Alcohol abuse is a major health problem worldwide. Whatever the treatment goal, be it abstinence or 'controlled' drinking, the outcome from both pharmacological and nonbiological treatments remains disappointing. Behavioural experiments in animals have suggested that the reinforcing properties of alcohol, like other drugs of abuse, are critical to drug-seeking behaviour. Dopaminergic fibres running from the ventral tegmental area to the nucleus accumbens may play a central role in mediating there inforcing effects of drugs of abuse including alcohol. Thus, alcohol increases extracellular levels of dopamine in the nucleus accumbens and dopamine receptor antagonists decrease alcohol consumption in a number of behavioural paradigms. A recently described subtype of serotonin (5-HT) receptor, the 5-HT3 receptor, appears to modulate the effects of alcohol on dopamine release in the nucleus accumbens.
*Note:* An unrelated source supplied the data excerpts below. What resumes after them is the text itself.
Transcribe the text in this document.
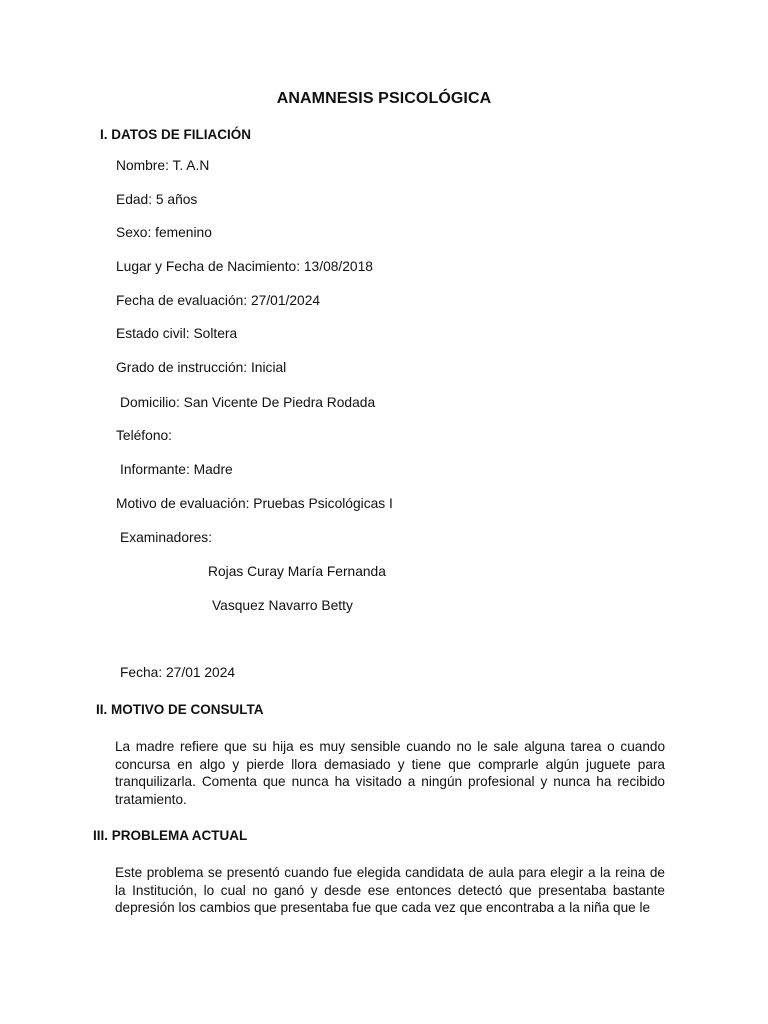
ANAMNESIS PSICOLÓGICA
I. DATOS DE FILIACIÓN
Nombre: T. A.N
Edad: 5 años
Sexo: femenino
Lugar y Fecha de Nacimiento: 13/08/2018
Fecha de evaluación: 27/01/2024
Estado civil: Soltera
Grado de instrucción: Inicial
Domicilio: San Vicente De Piedra Rodada
Teléfono:
Informante: Madre
Motivo de evaluación: Pruebas Psicológicas I
Examinadores:
Rojas Curay María Fernanda
Vasquez Navarro Betty
Fecha: 27/01 2024
II. MOTIVO DE CONSULTA
La madre refiere que su hija es muy sensible cuando no le sale alguna tarea o cuando concursa en algo y pierde llora demasiado y tiene que comprarle algún juguete para tranquilizarla. Comenta que nunca ha visitado a ningún profesional y nunca ha recibido tratamiento.
III. PROBLEMA ACTUAL
Este problema se presentó cuando fue elegida candidata de aula para elegir a la reina de la Institución, lo cual no ganó y desde ese entonces detectó que presentaba bastante depresión los cambios que presentaba fue que cada vez que encontraba a la niña que le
In rodents, 5-HT3 receptor antagonists inhibit alcohol-induced dopamine release in the nucleus accumbens. Further, in behavioural studies, 5-HT3 receptor blockade decreases alcohol consumption in a free-choice paradigm. In humans, reinforcement is difficult to measure directly. Nevertheless, the pleasurable subjective effects of alcohol are important behavioural correlates of the reinforcement process. Our preliminary findings in humans suggest that the 5-HT3 receptor antagonist, ondansetron, can attenuate some of the pleasurable effects of a small dose of alcohol including the subjective desire to drink. We speculate, although we have no direct evidence for this at present, that in humans this effect could also be due to a blockade of alcohol-induced dopamine release in the nucleus accumbens as has been demonstrated in animals. Further studies with clinical populations are required to assess the effects of 5-HT3 receptor antagonists on drinking behaviour and to explore their potential in the management of alcohol abuse.